In two separate studies, scientists from the University of Basel have shown that the structure of the brain and memory function associated with the genes of the immune system. The results of research published in the scientific journal Nature Communications and Nature Human Behavior.
The immune system performs functions such as protection against bacteria and cancer cells. However, the human brain is separated from the immune cells in the blood stream the blood-brain barrier. This barrier protects the brain from pathogens and toxins, circulating in the blood, and divides the immune cells in the human body, those which function in the blood, and those who work directly in the brain.

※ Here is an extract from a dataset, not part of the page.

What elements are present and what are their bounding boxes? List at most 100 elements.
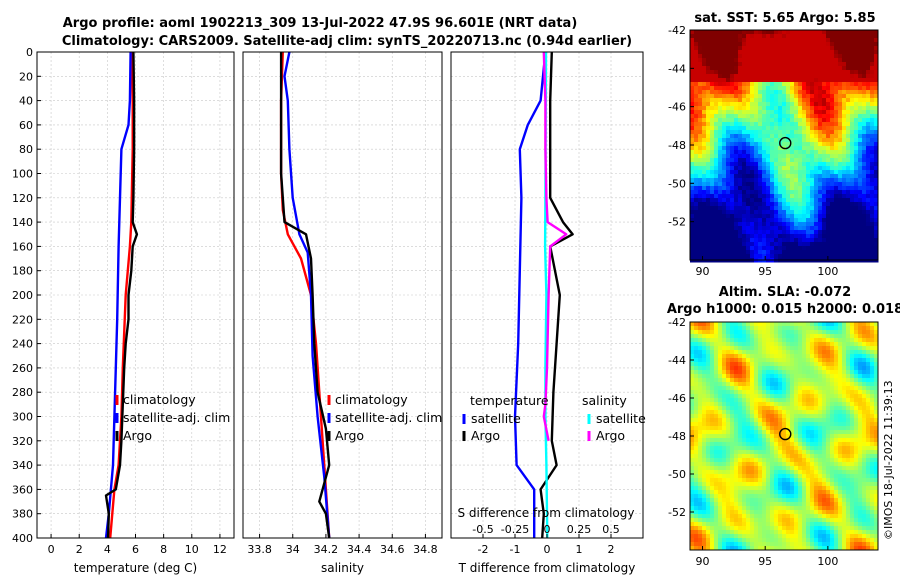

It was believed that brain function is independent of the peripheral immune system.
Nevertheless, we found evidence that the immune system of blood affects the brain. Molecular and Cognitive Neurosciences conducted two studies showing that the relationship between the immune system and the brain is more significant than previously thought.
In the first study, researchers searched for epigenetic profiles in the blood of 533 healthy young people. In searching the genome, they identified an epigenetic profile, which is closely related to the thickness of the cerebral cortex, especially in an area that is important for memory functions. This finding is confirmed by the study of more 596 people. It showed that these genes are responsible for the regulation of immune function in the blood, that explain the link between epigenetic profile and the features of the brain.

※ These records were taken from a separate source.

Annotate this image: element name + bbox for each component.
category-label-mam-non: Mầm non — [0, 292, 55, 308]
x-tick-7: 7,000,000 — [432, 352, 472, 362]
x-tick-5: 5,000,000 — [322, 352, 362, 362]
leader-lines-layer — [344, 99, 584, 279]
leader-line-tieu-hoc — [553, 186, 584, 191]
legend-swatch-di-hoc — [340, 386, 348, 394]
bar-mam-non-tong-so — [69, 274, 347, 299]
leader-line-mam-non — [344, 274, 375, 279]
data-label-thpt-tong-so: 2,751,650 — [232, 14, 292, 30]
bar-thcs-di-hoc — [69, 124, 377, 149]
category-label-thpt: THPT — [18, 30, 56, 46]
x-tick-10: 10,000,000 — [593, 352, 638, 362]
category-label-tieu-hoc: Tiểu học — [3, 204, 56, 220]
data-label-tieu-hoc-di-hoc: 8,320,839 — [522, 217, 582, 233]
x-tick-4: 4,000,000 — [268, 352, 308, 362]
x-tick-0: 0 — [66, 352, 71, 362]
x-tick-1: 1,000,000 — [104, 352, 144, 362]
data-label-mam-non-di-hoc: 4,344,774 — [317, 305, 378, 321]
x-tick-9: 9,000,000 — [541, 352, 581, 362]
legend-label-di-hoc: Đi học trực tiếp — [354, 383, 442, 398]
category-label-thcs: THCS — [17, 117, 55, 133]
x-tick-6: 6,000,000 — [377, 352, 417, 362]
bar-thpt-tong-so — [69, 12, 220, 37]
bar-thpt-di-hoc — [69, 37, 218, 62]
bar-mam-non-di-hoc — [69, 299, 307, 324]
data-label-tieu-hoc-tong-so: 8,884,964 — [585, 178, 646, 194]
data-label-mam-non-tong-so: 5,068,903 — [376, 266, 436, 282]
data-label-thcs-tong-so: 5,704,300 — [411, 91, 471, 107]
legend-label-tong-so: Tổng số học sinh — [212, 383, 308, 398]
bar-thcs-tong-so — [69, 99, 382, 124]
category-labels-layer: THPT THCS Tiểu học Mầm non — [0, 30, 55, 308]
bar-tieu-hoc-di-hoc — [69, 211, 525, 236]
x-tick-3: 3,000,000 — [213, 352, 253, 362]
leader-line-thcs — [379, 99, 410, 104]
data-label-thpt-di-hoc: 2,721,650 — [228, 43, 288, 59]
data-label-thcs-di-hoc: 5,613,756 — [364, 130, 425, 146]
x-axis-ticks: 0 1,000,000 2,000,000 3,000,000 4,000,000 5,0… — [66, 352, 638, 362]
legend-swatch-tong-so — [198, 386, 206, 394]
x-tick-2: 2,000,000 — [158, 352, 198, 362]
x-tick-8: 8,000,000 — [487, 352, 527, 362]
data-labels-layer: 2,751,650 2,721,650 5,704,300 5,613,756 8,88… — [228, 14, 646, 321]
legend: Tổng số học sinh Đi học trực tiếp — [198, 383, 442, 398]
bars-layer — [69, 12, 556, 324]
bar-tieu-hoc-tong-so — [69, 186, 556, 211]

The second study examined the genomes of healthy participants who remembered the negative image; TROVE2 gene variant, whose role in immunological diseases studied, related to the ability of the participants to remember a large number of negative images, while the total memory it remained unchanged. This gene variant leads to increased activity in certain areas of the brain that are important for the memory of emotional experiences. The researchers found that the gene is associated with traumatic memories of survivors of traumatic events.
The results of two studies show that the structure of the brain and memory associated with genes that perform the functions of immune regulation in the blood. "Although the exact mechanisms of links that we have found, still need to learn, we hope that this will lead to new therapies," - says Professor Andreas Papassotiropulos from Basel University.